Astronomer Inc., a startup that helps organizations move data between their applications, has secured a $93 million funding round.
The company announced the Series D investment today. Bain Capital Ventures led the round with participation from Salesforce Ventures, Insight and other institutional backers.
Astronomer offers a paid cloud version of Apache Airflow, a popular open-source platform for creating data pipelines. A data pipeline is a software workflow that moves information between applications. Such workflows can, for example, combine ad campaign performance metrics from two marketing tools and load them into an analytics application. They’re also capable of modifying information along the way.
One of Airflow’s main selling points is that it allows developers to write data pipelines in Python. The programming language includes prepackaged code modules for tasks such as running mathematical calculations. Those modules remove the need to write data processing pipelines from scratch, which speeds up development.
Airflow started out as an internal project at Airbnb Inc. more than a decade ago. It has since been adopted by more than 80,000 organizations.
Astronomer’s commercial version of Airflow, Astro, enables companies to run the data pipeline platform in the cloud. It provides high-availability features designed to reduce the risk of outages. Built-in development tools automate some of the manual work involved in writing data pipelines.

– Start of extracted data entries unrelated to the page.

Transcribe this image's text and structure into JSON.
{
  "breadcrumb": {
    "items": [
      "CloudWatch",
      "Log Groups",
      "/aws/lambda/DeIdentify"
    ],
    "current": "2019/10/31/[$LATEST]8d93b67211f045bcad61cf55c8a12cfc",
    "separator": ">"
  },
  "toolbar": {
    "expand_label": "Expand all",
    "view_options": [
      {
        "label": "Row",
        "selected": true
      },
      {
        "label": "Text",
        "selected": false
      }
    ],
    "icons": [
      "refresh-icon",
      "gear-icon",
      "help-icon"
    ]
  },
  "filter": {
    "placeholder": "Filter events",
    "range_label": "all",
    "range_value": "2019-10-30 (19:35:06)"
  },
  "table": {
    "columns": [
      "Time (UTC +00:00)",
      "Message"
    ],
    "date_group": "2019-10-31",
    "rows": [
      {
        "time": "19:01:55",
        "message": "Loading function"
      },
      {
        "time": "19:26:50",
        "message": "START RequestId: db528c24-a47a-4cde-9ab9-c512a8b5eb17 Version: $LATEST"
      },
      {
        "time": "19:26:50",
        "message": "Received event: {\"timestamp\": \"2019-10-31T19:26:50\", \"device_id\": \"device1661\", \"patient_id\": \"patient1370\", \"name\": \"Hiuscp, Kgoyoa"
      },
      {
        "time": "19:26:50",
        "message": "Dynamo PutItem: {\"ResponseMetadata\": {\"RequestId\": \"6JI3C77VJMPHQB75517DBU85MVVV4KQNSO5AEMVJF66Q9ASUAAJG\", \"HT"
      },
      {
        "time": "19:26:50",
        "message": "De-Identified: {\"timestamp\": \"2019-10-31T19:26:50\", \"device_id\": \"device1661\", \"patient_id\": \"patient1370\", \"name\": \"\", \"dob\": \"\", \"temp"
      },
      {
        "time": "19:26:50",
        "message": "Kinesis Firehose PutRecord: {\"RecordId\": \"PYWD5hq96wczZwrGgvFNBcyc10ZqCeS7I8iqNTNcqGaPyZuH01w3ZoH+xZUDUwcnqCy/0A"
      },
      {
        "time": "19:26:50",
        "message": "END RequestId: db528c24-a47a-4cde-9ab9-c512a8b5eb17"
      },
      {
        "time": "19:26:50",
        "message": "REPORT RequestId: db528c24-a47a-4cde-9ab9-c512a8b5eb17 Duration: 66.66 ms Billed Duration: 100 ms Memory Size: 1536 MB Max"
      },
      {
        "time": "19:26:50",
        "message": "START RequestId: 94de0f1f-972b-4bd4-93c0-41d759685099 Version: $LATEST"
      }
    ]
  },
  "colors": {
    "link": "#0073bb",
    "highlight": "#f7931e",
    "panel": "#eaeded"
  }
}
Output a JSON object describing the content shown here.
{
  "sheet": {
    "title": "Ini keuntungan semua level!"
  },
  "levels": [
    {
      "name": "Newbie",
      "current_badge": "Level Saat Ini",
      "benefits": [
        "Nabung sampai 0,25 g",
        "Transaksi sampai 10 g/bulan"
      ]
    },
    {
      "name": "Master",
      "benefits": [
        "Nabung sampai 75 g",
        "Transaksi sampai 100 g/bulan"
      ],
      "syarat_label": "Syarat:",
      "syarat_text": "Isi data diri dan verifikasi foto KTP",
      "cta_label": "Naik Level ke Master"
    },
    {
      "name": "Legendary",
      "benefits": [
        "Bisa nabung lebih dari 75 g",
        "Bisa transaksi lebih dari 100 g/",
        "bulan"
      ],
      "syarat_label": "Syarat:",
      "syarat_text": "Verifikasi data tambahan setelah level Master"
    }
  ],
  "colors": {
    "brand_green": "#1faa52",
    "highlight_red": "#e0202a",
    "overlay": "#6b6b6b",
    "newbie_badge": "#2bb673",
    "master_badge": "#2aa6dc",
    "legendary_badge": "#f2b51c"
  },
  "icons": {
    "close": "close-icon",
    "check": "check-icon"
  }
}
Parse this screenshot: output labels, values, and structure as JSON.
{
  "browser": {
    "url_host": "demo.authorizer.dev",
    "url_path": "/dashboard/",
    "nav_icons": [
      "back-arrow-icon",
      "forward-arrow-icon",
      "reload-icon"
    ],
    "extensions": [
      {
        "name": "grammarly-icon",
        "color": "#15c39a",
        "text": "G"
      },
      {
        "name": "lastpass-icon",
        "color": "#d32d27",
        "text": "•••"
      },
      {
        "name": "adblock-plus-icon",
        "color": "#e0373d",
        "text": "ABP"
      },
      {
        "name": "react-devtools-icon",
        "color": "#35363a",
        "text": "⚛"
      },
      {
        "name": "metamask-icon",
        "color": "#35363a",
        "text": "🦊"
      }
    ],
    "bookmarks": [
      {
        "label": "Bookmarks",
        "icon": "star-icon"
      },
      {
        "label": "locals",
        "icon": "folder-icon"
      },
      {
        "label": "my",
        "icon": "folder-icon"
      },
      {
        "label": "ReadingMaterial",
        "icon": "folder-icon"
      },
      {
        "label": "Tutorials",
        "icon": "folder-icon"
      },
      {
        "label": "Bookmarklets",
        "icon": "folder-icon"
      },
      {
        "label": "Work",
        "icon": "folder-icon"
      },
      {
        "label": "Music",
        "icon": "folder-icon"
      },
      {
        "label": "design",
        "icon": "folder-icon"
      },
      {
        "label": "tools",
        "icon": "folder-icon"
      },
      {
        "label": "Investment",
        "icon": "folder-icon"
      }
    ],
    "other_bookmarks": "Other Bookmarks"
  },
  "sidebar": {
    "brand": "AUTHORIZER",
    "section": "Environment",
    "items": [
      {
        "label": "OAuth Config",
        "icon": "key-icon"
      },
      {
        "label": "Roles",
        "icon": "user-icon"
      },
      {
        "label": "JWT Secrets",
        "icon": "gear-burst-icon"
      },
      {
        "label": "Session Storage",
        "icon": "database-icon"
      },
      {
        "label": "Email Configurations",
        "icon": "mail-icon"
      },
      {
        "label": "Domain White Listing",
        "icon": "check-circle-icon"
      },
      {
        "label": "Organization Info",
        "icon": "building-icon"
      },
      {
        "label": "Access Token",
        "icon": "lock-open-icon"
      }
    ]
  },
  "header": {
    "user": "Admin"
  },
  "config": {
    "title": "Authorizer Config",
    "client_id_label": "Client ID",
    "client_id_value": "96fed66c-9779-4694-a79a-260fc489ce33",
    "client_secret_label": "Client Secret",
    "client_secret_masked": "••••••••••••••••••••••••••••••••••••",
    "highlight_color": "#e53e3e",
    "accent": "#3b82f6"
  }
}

When a program isn’t actively used, its infrastructure consumption must be reduced to zero to avoid unnecessary hardware costs. In practice, however, shutting down a program completely and reactivating it the next time it’s needed can be technically challenging. As a result, companies often leave applications running even when they’re not actively used.
Astro provides a so-called scale to zero feature that addresses the challenge. According to Astronomer, it allows developers to hibernate an Airflow environment while it’s not actively used to avoid unnecessary infrastructure usage.
Astro is based on Airflow 3.0, a new version of the data pipeline platform that rolled out earlier this year. The release makes it easier to troubleshoot directed acyclic graphs, or DAGs, code structures that developers use to specify how a data pipeline should work. A DAG describes what tasks the pipeline will perform and the order in which those tasks should be carried out.
Astronomer says that its latest funding round follows a year in which annual recurring revenue from Astro grew 140%, off an undisclosed base. Additionally, the company took steps to boost operational efficiency that it says put it on track to become profitable within two years. Astronomer will use the new funding to enhance Astro and grow its international presence.